Чем больше он об этом думал, тем печальнее становился. У него было такое чувство, будто он стоит на перроне, а скорый поезд должен вот-вот увезти навсегда его лучшего друга, друга порочного, серого и никчемного, не очень умного, не очень доброго, не слишком искреннего, но, несмотря ни на что, славного малого. И он думал о той привычной старой одежде, поношенной, которую уже нельзя починить, но и жалко выбросить; или о пейзажах угрюмых окраин, которые своей бедностью завораживают на всю жизнь. Ему стало до слез себя жаль. Он оплакивал собственную гибель. Лучше было умереть, чем становиться другим!
Да и к чему, Господи? Ну, какая-то кругленькая сумма, спокойная старость в деревне? Стоит 92 Анри Труайя Подопытные кролики ли это его предательства? А если он откажется менять характер? А если он хочет остаться самим собой?
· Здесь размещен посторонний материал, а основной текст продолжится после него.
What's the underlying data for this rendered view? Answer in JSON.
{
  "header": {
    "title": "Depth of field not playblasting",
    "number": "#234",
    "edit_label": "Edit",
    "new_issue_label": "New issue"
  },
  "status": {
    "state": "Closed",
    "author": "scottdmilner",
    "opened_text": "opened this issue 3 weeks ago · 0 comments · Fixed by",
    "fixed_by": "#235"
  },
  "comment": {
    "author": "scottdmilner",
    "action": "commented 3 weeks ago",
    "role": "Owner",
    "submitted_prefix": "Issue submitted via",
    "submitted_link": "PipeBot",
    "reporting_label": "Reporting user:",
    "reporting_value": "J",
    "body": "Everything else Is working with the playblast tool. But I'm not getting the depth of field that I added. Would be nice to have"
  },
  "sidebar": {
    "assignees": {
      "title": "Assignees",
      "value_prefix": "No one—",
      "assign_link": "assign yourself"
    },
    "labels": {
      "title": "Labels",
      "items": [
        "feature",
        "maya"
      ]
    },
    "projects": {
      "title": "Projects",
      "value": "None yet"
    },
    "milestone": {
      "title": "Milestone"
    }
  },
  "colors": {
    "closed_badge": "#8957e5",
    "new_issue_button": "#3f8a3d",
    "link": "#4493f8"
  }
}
Слабое жжение в месте укола вернуло его к медицинской действительности. Он повернулся к Фостену Вантру с разъяренным и решительным видом.
– Вы обманули меня, смешиватель вакцин! – вскричал он. – Но предупреждаю, что завтра же покину эту лавочку! Я заявлю в полицию о вашей торговле живым товаром для опытов!
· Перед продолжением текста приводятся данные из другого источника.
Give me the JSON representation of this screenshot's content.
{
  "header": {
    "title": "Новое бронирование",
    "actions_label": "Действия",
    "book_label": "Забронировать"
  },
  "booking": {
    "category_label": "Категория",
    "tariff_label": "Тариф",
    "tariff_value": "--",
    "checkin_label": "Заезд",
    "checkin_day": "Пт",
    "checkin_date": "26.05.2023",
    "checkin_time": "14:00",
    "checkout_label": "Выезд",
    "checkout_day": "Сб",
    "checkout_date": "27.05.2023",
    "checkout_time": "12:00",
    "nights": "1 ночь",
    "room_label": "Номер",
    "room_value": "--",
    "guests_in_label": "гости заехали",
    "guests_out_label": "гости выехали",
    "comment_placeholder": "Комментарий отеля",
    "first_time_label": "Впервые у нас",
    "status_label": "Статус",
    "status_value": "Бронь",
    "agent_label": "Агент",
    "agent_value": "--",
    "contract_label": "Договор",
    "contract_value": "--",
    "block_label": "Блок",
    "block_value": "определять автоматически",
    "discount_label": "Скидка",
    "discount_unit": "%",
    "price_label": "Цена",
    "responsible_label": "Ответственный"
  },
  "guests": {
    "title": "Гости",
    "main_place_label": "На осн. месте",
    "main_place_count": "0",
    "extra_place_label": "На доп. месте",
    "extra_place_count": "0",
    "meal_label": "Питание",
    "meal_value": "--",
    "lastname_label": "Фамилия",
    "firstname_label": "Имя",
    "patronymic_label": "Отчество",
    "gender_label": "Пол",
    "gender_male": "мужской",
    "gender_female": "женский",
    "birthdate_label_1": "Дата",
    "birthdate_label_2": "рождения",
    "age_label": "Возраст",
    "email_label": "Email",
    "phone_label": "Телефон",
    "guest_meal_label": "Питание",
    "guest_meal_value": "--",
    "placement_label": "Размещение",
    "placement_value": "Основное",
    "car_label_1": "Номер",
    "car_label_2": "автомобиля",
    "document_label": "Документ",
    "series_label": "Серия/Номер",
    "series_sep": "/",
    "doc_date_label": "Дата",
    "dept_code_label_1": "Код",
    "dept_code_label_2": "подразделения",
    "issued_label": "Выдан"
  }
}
Я в тюрьму засажу и вас, и вашего подлого хозяина Отто, прежде чем вы превратите меня в дуршлаг! И не улыбайтесь, как дурак, не то я на вас донесу!..
– Господи, – вскричал Фостен Вантр. – Очевидно, превысили дозу!
И он поднес к губам серебряный свисток.
– Что на вас нашло? – осведомился Альбер Пинселе.
– Ничего, ничего, любезный друг, – ответил Фостен Вантр. – Давайте продолжим нашу прогулку. Посмотрите на этих молодых женщин. Это тоже испытатели характеров. Матрикулы один бис и пять бис, если не ошибаюсь. К номеру женщин у нас добавляется «бис».
– Та, что справа мне нравится, – заметил Альбер Пинселе. – Сделайте одолжение. . .
Но он не успел закончить. Два рыжих парня, появившихся по свистку Фостена Вантра, схватили его за руки и за ноги.
– Отнесите к профессору, – приказал Фостен Вантр. – Скажите, что его нужно немедленно подправить.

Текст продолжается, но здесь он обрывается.